Groot-Brittannië bleef achter als de dominante wereldmacht, zij het diep in de schulden, en de kosten hadden nieuwe problemen geïntroduceerd in de relatie met zijn kolonisten - de situatie zou de Amerikaanse revolutieoorlog veroorzaken, een ander wereldwijd conflict dat zou eindigen in een Britse nederlaag . Frankrijk was op weg naar economische rampspoed en revolutie. Pruisen had 10% van zijn bevolking verloren, maar cruciaal voor de reputatie van Frederick, had het de alliantie van Oostenrijk, Rusland en Frankrijk overleefd die het had willen verminderen of vernietigen, hoewel veel historici beweren dat Frederick hiervoor te veel krediet krijgt omdat externe factoren dit toelieten het.

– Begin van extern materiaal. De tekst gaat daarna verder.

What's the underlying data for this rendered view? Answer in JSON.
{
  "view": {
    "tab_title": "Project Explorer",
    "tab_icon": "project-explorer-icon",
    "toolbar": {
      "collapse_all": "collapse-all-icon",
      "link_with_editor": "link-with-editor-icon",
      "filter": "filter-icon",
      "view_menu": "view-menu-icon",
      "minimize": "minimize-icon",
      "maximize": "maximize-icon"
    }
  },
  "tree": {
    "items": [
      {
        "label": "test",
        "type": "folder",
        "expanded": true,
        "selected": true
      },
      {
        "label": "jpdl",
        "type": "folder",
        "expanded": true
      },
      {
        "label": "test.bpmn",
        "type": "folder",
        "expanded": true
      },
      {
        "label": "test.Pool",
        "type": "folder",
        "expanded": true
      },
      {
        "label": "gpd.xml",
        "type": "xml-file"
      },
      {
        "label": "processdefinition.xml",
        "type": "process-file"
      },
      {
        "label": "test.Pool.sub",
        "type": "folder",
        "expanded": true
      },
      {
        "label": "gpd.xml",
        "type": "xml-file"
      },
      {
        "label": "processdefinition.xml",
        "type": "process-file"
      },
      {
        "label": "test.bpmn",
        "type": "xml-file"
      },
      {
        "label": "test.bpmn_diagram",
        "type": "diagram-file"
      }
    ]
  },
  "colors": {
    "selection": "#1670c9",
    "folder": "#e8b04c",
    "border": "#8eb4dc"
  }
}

Hervormingen volgden in veel van de regering en het leger van de oorlogvoerende partijen, met Oostenrijkse vrees dat Europa op weg zou zijn naar een rampzalig militarisme. Het falen van Oostenrijk om Pruisen terug te brengen tot tweederangs macht, veroordeelde het tot een concurrentie tussen de twee voor de toekomst van Duitsland, wat Rusland en Frankrijk ten goede kwam en leidde tot een Pruisisch gecentreerd Duitsland-rijk. De oorlog zag ook een verschuiving in het evenwicht van diplomatie, waarbij Spanje en Nederland minder belangrijk werden, vervangen door twee nieuwe Grootmachten: Pruisen en Rusland. Saksen was verwoest.